Computerworld UK compiled a list of famous failed ERP projects.

Hershey’s In November 1999, Hershey’s reported a 19% drop in third quarter net earnings, and placed part of the blame on "computer problems". The chocolate bar maker was having problems with its new order-taking and distribution computer system, a $112 million combination of software from ERP maker SAP, customer relationship management (CRM) provider Siebel and supply chain software from Manugistics. The problems meant Hershey was unable to deliver $100 million worth of Kisses and Jolly Ranchers for Halloween that year, and also impacted performance through the high margin seasons of Christmas and Easter. SAP has since worked with Hershey’s to fix the problems.

Whirlpool In early November 1999, Whirlpool blamed a shipment delay in part to its SAP implementation which went live two months prior. Apparently, orders for quantities smaller than one truckload had faced snags in the areas of order processing, tracking and invoicing. SAP reportedly said Whirlpool went live with the software before adequately testing it, and preparing their supply chain.

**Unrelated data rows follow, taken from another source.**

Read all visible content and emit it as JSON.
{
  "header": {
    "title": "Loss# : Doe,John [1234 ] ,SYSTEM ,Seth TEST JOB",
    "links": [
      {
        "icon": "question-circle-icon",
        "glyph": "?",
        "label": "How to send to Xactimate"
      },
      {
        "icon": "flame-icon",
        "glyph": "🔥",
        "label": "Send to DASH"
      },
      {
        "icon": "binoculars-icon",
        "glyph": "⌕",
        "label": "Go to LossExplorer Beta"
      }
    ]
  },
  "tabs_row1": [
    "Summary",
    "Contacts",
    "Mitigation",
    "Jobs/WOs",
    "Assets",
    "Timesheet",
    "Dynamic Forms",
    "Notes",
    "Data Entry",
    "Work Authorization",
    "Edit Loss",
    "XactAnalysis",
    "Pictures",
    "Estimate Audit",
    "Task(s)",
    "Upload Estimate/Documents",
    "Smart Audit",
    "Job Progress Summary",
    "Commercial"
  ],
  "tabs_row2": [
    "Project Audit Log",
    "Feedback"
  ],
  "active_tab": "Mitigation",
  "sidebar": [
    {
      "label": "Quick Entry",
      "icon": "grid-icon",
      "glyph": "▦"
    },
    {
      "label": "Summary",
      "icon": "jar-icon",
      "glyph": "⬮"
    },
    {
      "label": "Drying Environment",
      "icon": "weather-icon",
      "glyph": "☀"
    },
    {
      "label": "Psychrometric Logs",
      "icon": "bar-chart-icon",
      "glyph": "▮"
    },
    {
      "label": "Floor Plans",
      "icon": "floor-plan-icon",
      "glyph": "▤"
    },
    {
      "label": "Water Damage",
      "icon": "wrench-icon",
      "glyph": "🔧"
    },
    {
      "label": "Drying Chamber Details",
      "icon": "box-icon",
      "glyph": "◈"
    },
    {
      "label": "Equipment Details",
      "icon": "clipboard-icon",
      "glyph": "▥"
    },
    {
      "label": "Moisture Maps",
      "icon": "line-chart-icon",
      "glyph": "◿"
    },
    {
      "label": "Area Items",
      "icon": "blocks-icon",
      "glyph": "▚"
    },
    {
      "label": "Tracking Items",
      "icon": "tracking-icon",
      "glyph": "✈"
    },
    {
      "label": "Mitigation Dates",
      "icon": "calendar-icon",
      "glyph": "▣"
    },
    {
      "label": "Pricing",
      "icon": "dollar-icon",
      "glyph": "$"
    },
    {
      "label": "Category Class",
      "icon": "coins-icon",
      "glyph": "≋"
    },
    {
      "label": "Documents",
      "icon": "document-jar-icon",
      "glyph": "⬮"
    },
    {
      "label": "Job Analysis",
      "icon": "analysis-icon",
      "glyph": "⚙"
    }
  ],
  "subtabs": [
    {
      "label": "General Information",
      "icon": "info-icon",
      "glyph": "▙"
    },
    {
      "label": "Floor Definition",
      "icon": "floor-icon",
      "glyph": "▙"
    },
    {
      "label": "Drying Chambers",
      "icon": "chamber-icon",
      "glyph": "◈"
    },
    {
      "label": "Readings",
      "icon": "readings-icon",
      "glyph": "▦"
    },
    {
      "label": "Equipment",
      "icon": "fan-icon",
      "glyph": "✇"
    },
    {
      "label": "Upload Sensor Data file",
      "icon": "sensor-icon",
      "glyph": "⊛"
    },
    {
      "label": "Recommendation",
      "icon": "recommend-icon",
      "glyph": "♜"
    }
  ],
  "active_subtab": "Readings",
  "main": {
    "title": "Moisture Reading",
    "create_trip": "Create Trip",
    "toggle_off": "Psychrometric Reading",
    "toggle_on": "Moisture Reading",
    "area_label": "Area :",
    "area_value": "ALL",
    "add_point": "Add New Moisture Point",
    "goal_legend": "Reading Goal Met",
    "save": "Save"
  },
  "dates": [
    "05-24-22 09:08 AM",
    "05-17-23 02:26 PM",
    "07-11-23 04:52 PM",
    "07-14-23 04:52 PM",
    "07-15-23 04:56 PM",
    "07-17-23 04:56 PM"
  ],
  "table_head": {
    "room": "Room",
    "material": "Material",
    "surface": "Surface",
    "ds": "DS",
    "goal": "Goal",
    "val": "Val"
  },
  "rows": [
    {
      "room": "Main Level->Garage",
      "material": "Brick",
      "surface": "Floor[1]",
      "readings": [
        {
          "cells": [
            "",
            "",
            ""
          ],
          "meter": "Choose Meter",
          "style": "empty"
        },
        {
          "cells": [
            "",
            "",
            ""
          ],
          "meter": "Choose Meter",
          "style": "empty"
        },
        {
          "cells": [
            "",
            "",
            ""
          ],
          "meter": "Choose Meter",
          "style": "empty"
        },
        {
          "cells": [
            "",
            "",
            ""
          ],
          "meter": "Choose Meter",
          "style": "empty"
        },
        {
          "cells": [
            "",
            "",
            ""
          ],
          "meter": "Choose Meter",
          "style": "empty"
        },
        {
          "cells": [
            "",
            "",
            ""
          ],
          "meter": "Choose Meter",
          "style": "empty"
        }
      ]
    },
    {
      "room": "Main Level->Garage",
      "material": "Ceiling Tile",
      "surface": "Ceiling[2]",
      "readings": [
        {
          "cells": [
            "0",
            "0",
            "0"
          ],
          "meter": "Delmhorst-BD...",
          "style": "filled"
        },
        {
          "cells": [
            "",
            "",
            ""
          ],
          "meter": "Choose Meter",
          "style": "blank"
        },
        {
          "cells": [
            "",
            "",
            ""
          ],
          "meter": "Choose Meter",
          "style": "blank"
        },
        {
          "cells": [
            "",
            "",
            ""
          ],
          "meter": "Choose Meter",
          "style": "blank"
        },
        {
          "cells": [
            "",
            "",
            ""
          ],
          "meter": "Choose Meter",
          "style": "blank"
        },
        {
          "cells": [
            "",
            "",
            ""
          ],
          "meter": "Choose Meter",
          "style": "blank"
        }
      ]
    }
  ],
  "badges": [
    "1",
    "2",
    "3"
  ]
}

Invacare Medical care company Invacare lost $30m as a result of a bungled Oracle ERP implementation. Invacare said the fault lay with its specific set-up rather than faults with the software. When the implementation went live in October there were problems with the order-to-cash process, despite it having been tested prior to the system going live.

W.L. Gore and Associates W.L. Gore and Associates filed a lawsuit against consulting firm Deloitte & Touche and PeopleSoft over an allegedly botched attempt to install PeopleSoft’s HR module. The makers of Gore-Tex, a waterproof fibre used in outdoor wear, claimed it ended up paying the consultancy twice Deloitte & Touche’s original estimate, and in the end had to bring in another firm to "re-implement" the system. Gore also sued PeopleSoft suit, alleging the vendor sent in unqualified consultants to do the job, by recommending Deloitte & Touche. The report stated: "Gore seeks compensation in the millions of dollars for damages it suffered because of PeopleSoft’s and Deloitte & Touche’s scheme to defraud and failure to perform as promised".